How to Incorporate in Georgia
Georgia Secretary of State—Corporations Division
Floyd West Tower—Suite 313
2 Martin Luther King Jr. Drive S.E.
Atlanta, GA 30334-1530
Statutory Authority: Georgia Business Corporation Code — Ga. Code § 14-2 (2012)
Georgia Incorporation General Filing Instructions
1. Confirm availability of company name and reserve if necessary.
2. Prepare the Articles of Incorporation. The articles must be submitted on white 8½ x 11 paper and follow the format suggested in the “Filing Procedures” document.
3. Complete the “Data Transmittal Form.”
4. Submit the completed documents, a photocopy of each, and filing fees to the Georgia Secretary of State.
Georgia Articles of Incorporation
The following information is legally necessary and sufficient to form a for-profit corporation in Georgia:
1. Company name
2. Number of authorized shares
3. Registered agent name, street address, and county
4. Name and address of each incorporator
5. Principal mailing address of the corporation
7. Printed name, signature, and capacity in which they are signing of each incorporator
Georgia Incorporation Fee Schedule
Name Reservation Request: $25.00
Articles of Incorporation: $100.00
Certificate of Authority: $225.00
Expedited Service: $100.00
Certified Copy: $10.00
Annual Registration: $50.00
Articles of Dissolution or Intent to Dissolve: No fee
Your company name must end with a corporate designator. In Georgia the specific corporate designators are: “Corporation” “Incorporated” “Company” “Limited” “Corp.” “Inc.” “Co.” “Ltd.”
Conduct an entity name search on the Georgia Secretary of State website to confirm the availability of your company name.
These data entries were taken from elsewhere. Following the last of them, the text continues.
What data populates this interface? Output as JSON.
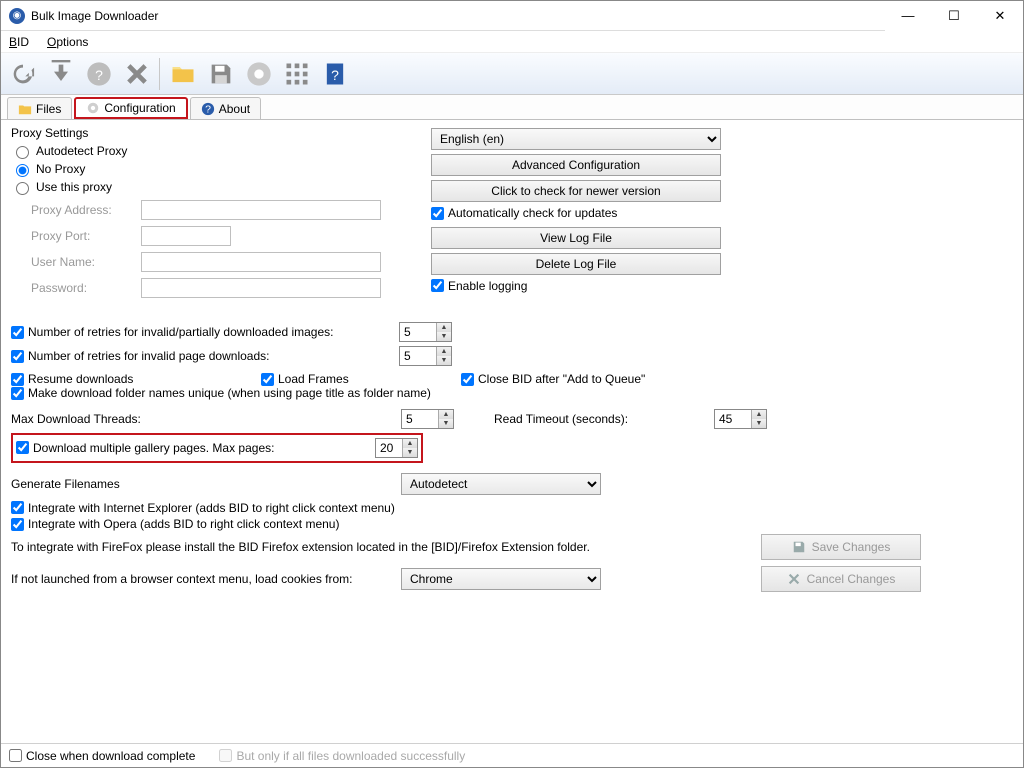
{
  "titlebar": {
    "title": "Bulk Image Downloader"
  },
  "menubar": {
    "bid": "BID",
    "options": "Options"
  },
  "tabs": {
    "files": "Files",
    "config": "Configuration",
    "about": "About"
  },
  "proxy": {
    "legend": "Proxy Settings",
    "autodetect": "Autodetect Proxy",
    "noproxy": "No Proxy",
    "usethis": "Use this proxy",
    "addr_label": "Proxy Address:",
    "port_label": "Proxy Port:",
    "user_label": "User Name:",
    "pass_label": "Password:"
  },
  "right": {
    "language": "English (en)",
    "advanced": "Advanced Configuration",
    "checknew": "Click to check for newer version",
    "autoupd": "Automatically check for updates",
    "viewlog": "View Log File",
    "dellog": "Delete Log File",
    "enablelog": "Enable logging"
  },
  "retries": {
    "invalidimg": "Number of retries for invalid/partially downloaded images:",
    "invalidimg_val": "5",
    "invalidpage": "Number of retries for invalid page downloads:",
    "invalidpage_val": "5"
  },
  "opts": {
    "resume": "Resume downloads",
    "loadframes": "Load Frames",
    "closeafter": "Close BID after \"Add to Queue\"",
    "unique": "Make download folder names unique (when using page title as folder name)",
    "maxthreads_label": "Max Download Threads:",
    "maxthreads_val": "5",
    "readtimeout_label": "Read Timeout (seconds):",
    "readtimeout_val": "45",
    "multipage": "Download multiple gallery pages. Max pages:",
    "multipage_val": "20"
  },
  "gen": {
    "label": "Generate Filenames",
    "value": "Autodetect"
  },
  "integrate": {
    "ie": "Integrate with Internet Explorer (adds BID to right click context menu)",
    "opera": "Integrate with Opera (adds BID to right click context menu)",
    "firefox": "To integrate with FireFox please install the BID Firefox extension located in the [BID]/Firefox Extension folder.",
    "cookies_label": "If not launched from a browser context menu, load cookies from:",
    "cookies_value": "Chrome"
  },
  "buttons": {
    "save": "Save Changes",
    "cancel": "Cancel Changes"
  },
  "bottom": {
    "closewhen": "Close when download complete",
    "butonly": "But only if all files downloaded successfully"
  }
}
If the name you want is available you can reserve it for 30 days by filing a “Name Reservation Request” and paying a name reservation fee of $25.00. NOTE: Reserving your company name is optional.
The registered agent maintains a physical presence in the state to accept service of process, annual report notices, and other communications directed to the company and to forward the same to the company to which the service, notice, or communication is directed.
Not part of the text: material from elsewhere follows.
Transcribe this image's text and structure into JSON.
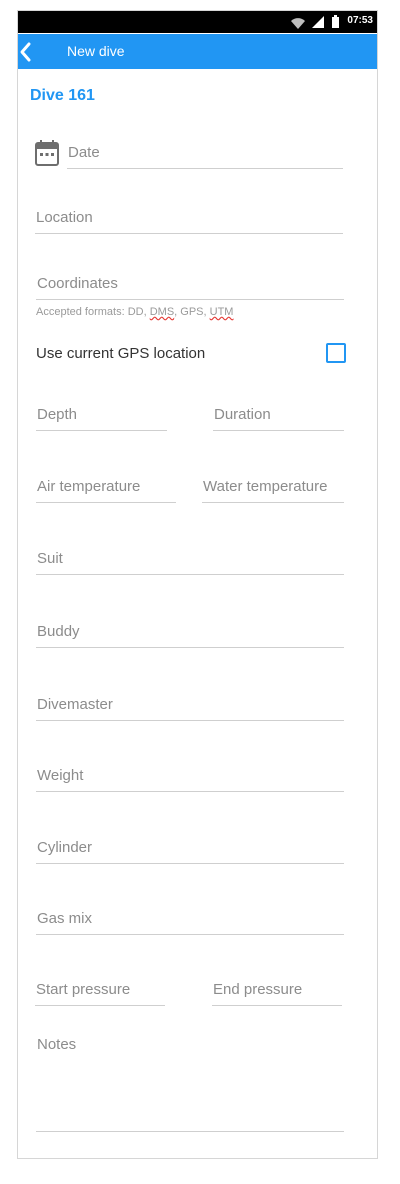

Georgia requires that every business entity have and maintain a registered agent in the state. The registered agent may be either a Georgia resident or active Georgia business entity that has a Georgia street address and consents to accept legal papers on your company’s behalf. Post office boxes and commercial personal mailboxes are not acceptable.
NOTE: Your company should not serve as its own registered agent. You can, however, personally serve as registered agent provided you are a Georgia resident and have a Georgia street address.
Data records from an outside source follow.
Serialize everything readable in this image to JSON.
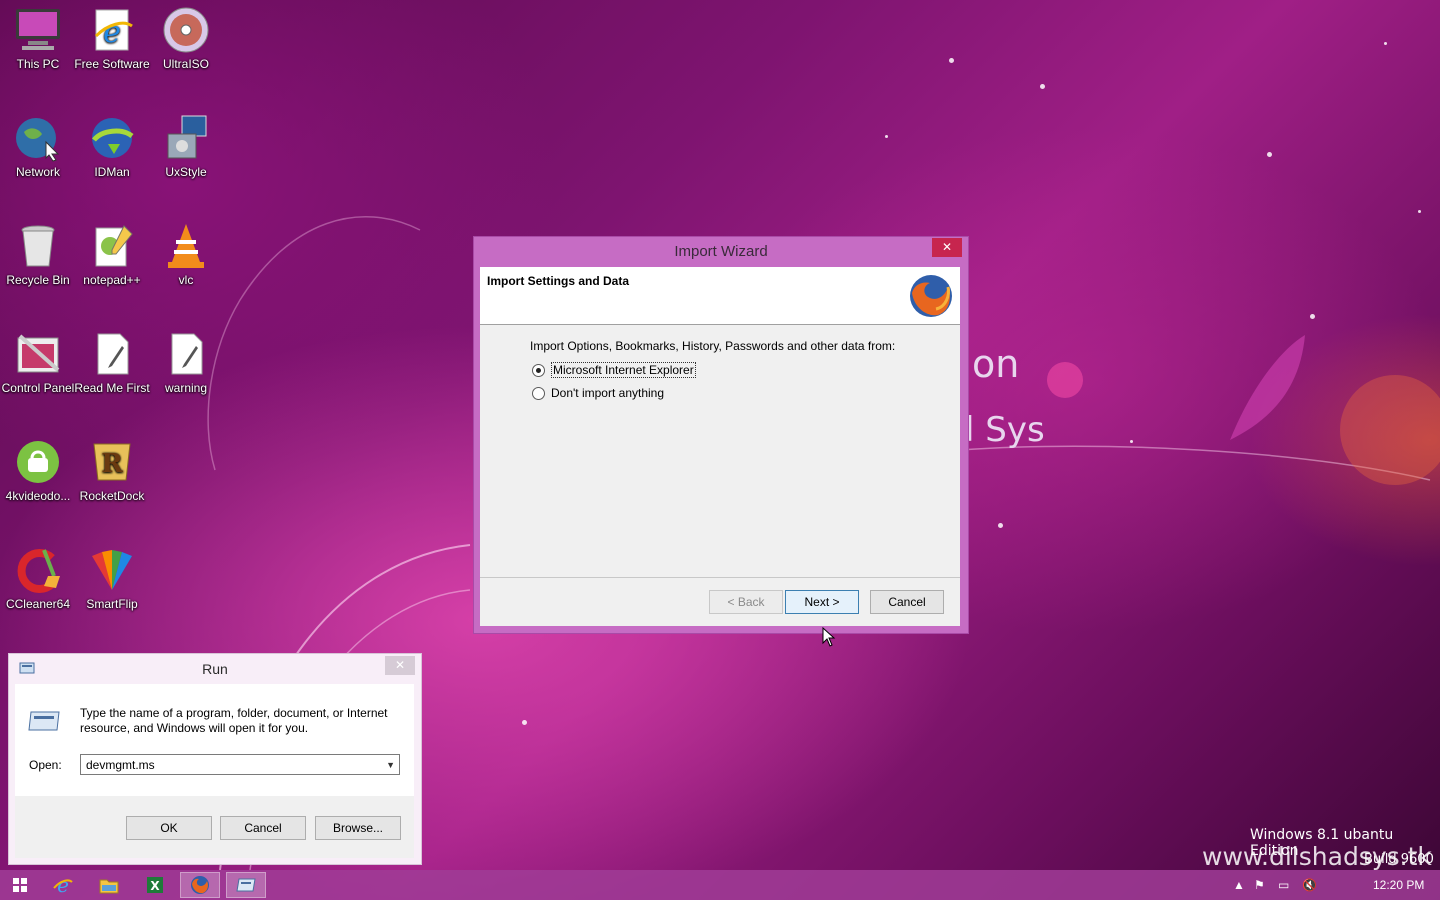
{
  "desktop": {
    "icons": [
      {
        "label": "This PC"
      },
      {
        "label": "Free Software"
      },
      {
        "label": "UltraISO"
      },
      {
        "label": "Network"
      },
      {
        "label": "IDMan"
      },
      {
        "label": "UxStyle"
      },
      {
        "label": "Recycle Bin"
      },
      {
        "label": "notepad++"
      },
      {
        "label": "vlc"
      },
      {
        "label": "Control Panel"
      },
      {
        "label": "Read Me First"
      },
      {
        "label": "warning"
      },
      {
        "label": "4kvideodo..."
      },
      {
        "label": "RocketDock"
      },
      {
        "label": "CCleaner64"
      },
      {
        "label": "SmartFlip"
      }
    ],
    "wallpaper_text": {
      "partial1": "on",
      "partial2": "l Sys",
      "edition": "Windows 8.1 ubantu Edition",
      "build": "Build 9600",
      "watermark": "www.dilshadsys.tk"
    }
  },
  "import_wizard": {
    "title": "Import Wizard",
    "close": "✕",
    "header": "Import Settings and Data",
    "prompt": "Import Options, Bookmarks, History, Passwords and other data from:",
    "options": [
      {
        "label": "Microsoft Internet Explorer",
        "selected": true
      },
      {
        "label": "Don't import anything",
        "selected": false
      }
    ],
    "back_label": "< Back",
    "next_label": "Next >",
    "cancel_label": "Cancel"
  },
  "run_dialog": {
    "title": "Run",
    "close": "✕",
    "description": "Type the name of a program, folder, document, or Internet resource, and Windows will open it for you.",
    "open_label": "Open:",
    "open_value": "devmgmt.ms",
    "ok_label": "OK",
    "cancel_label": "Cancel",
    "browse_label": "Browse..."
  },
  "taskbar": {
    "items": [
      "start-icon",
      "internet-explorer-icon",
      "file-explorer-icon",
      "excel-icon",
      "firefox-icon",
      "run-icon"
    ],
    "tray_time": "12:20 PM"
  },
  "colors": {
    "accent": "#c66cc4",
    "close_red": "#c7254e",
    "taskbar": "#a03c96"
  }
}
The state provided forms ask for and specify what is legally sufficient and necessary to form a Georgia corporation. Nevertheless, Georgia permits you to add other provisions to your Articles of Incorporation as an attachment.
The most common optional provisions are the following:
☐ Terms and qualifications of directors
☐ Terms and qualifications of officers
☐ Indemnification of directors
☐ Indemnification of officers
☐ Powers, rights, and responsibilities of shareholders
☐ Powers, rights and responsibilities of directors
☐ Powers, rights, and responsibilities of officers
☐ Designation of different classes of stock
☐ Preemptive rights
☐ Cumulative voting rights
☐ Close corporation election
Post formation and ongoing compliance
1. Draft and adopt bylaws.
2. Hold initial organizational meeting.
3. Obtain a federal employer identification number by completing IRS Form SS-4.
4. If electing S corporation status complete IRS Form 2553.
5. Open company bank account.
6. Create and maintain company records book.
7. Hold annual meetings.
8. Publish a Notice of Intent to Incorporate in the newspaper that is the official legal organ of the county where the initial registered office is to be located, or in a newspaper of general circulation is such county.
9. Within 90 of incorporation file an initial “annual” registration form.
10. File an “Annual Registration Form.”
11. Pay “Net Worth Tax.”
Registering as a Foreign Entity
1. Complete the “Application for Certificate of Authority for Foreign Corporation.”
2. Attach an original certificate of existence or good standing, not more than 90 days old, certified by the home state.
3. Submit the completed documents, along with the $225.00 filing fee, to the Georgia Secretary of State.
Dissolving a Georgia Corporation
1. If your company has not commenced business or issued shares, you may dissolve by filing “Articles of Dissolution.”
2. If your company has commenced business and issued shares, you may dissolve by filing a “Notice of Intent to Dissolve.” The company must be current in its registration and in active status before filing.
3. Submit the original and one photocopy of the above documents to the Corporations Division.
4. Deliver a publication notice to the legal organ of the county of the corporation’s registered office no later than the next business day after the “Notice of Intent to Dissolve” is filed with the Corporations Division.